Zuzu Angel

07 mar 2014 . 09:24

zuzu

Zuzu Angel

Brasil, 2006

Sérgio Rezende

Com Patrícia Pillar, Daniel de Oliveira, Luana Piovani, Leandra Leal

O filme Zuzu Angel levou, enfim, ao conhecimento da sociedade a luta de Zuleika Angel Jones, 30 anos depois de sua morte. Entretanto, sua harmonia técnica e estética processa os horrores da ditadura até eles se tornarem palatáveis e “agradáveis” para o gosto da classe média.


Por Carolina Maria Ruy

Zuzu Angel é até um filme agradável de ver. E isso é um fato interessante. Agradável não é o adjetivo adequado para descrever o sumiço de um militante de esquerda sob os desmandos do Estado.

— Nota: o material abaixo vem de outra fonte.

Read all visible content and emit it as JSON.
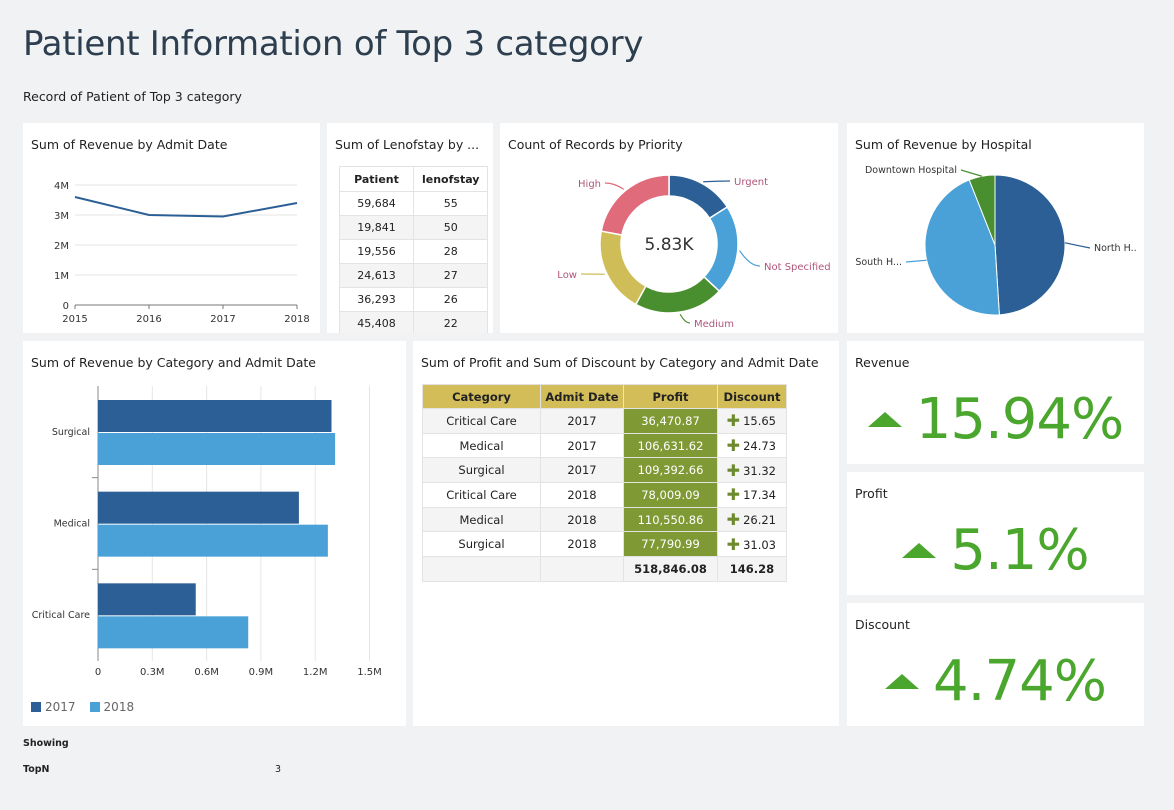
{
  "page": {
    "title": "Patient Information of Top 3 category",
    "subtitle": "Record of Patient of Top 3 category"
  },
  "colors": {
    "dark_blue": "#2b5f95",
    "light_blue": "#4aa1d8",
    "green": "#4aa62c",
    "olive": "#7f9a35",
    "gold": "#d3bd59"
  },
  "revenue_by_date": {
    "title": "Sum of Revenue by Admit Date",
    "chart_data": {
      "type": "line",
      "x": [
        "2015",
        "2016",
        "2017",
        "2018"
      ],
      "series": [
        {
          "values": [
            3600000,
            3000000,
            2950000,
            3400000
          ]
        }
      ],
      "yticks": [
        "4M",
        "3M",
        "2M",
        "1M",
        "0"
      ],
      "ylim": [
        0,
        4000000
      ]
    }
  },
  "lenofstay": {
    "title": "Sum of Lenofstay by ...",
    "columns": [
      "Patient",
      "lenofstay"
    ],
    "rows": [
      [
        "59,684",
        "55"
      ],
      [
        "19,841",
        "50"
      ],
      [
        "19,556",
        "28"
      ],
      [
        "24,613",
        "27"
      ],
      [
        "36,293",
        "26"
      ],
      [
        "45,408",
        "22"
      ]
    ]
  },
  "priority": {
    "title": "Count of Records by Priority",
    "center_label": "5.83K",
    "chart_data": {
      "type": "pie",
      "labels": [
        "Urgent",
        "Not Specified",
        "Medium",
        "Low",
        "High"
      ],
      "values": [
        16,
        21,
        21,
        20,
        22
      ],
      "colors": [
        "#2b5f95",
        "#4aa1d8",
        "#4a8f2f",
        "#cfbd57",
        "#e06b7a"
      ]
    }
  },
  "hospital": {
    "title": "Sum of Revenue by Hospital",
    "chart_data": {
      "type": "pie",
      "labels": [
        "North H..",
        "South H...",
        "Downtown Hospital"
      ],
      "values": [
        49,
        45,
        6
      ],
      "colors": [
        "#2b5f95",
        "#4aa1d8",
        "#4a8f2f"
      ]
    }
  },
  "category_revenue": {
    "title": "Sum of Revenue by Category and Admit Date",
    "chart_data": {
      "type": "bar",
      "orientation": "horizontal",
      "categories": [
        "Surgical",
        "Medical",
        "Critical Care"
      ],
      "series": [
        {
          "name": "2017",
          "values": [
            1290000,
            1110000,
            540000
          ],
          "color": "#2b5f95"
        },
        {
          "name": "2018",
          "values": [
            1310000,
            1270000,
            830000
          ],
          "color": "#4aa1d8"
        }
      ],
      "xticks": [
        "0",
        "0.3M",
        "0.6M",
        "0.9M",
        "1.2M",
        "1.5M"
      ],
      "xlim": [
        0,
        1500000
      ]
    }
  },
  "profit_discount": {
    "title": "Sum of Profit and Sum of Discount by Category and Admit Date",
    "columns": [
      "Category",
      "Admit Date",
      "Profit",
      "Discount"
    ],
    "rows": [
      [
        "Critical Care",
        "2017",
        "36,470.87",
        "15.65"
      ],
      [
        "Medical",
        "2017",
        "106,631.62",
        "24.73"
      ],
      [
        "Surgical",
        "2017",
        "109,392.66",
        "31.32"
      ],
      [
        "Critical Care",
        "2018",
        "78,009.09",
        "17.34"
      ],
      [
        "Medical",
        "2018",
        "110,550.86",
        "26.21"
      ],
      [
        "Surgical",
        "2018",
        "77,790.99",
        "31.03"
      ]
    ],
    "totals": [
      "",
      "",
      "518,846.08",
      "146.28"
    ]
  },
  "kpis": {
    "revenue": {
      "label": "Revenue",
      "value": "15.94%"
    },
    "profit": {
      "label": "Profit",
      "value": "5.1%"
    },
    "discount": {
      "label": "Discount",
      "value": "4.74%"
    }
  },
  "footer": {
    "showing_label": "Showing",
    "topn_label": "TopN",
    "topn_value": "3"
  }
}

Entretanto, apesar desta palatabilidade o filme traz suas “faces secretas sob a face neutra (1)”, das quais cito três:

A primeira é o encontro de Zuleika Angel Jones, a mãe do estudante, militante do grupo guerrilheiro revolucionário MR-8, Stuart Edgart Angel Jones, com o pai do Capitão do Exército Brasileiro, que desertou em 1969 tornando-se um dos comandantes da Vanguarda Popular Revolucionária (VPR), Carlos Lamarca, militar. Este breve momento do filme revela sutilmente duas das várias formas da resistência contra a ditadura: de um lado a mulher bela, sofisticada e arrojada, de outro o homem humilde, operário, resignado. De um lado o movimento estudantil com seu ímpeto de luta contra a repressão. Do outro o movimento operário, com sua necessidade de luta contra a opressão. Duas realidades que se cruzam sob o mesmo drama, o sumiço de um filho nas mãos dos agentes do Estado e a busca inglória dos pais.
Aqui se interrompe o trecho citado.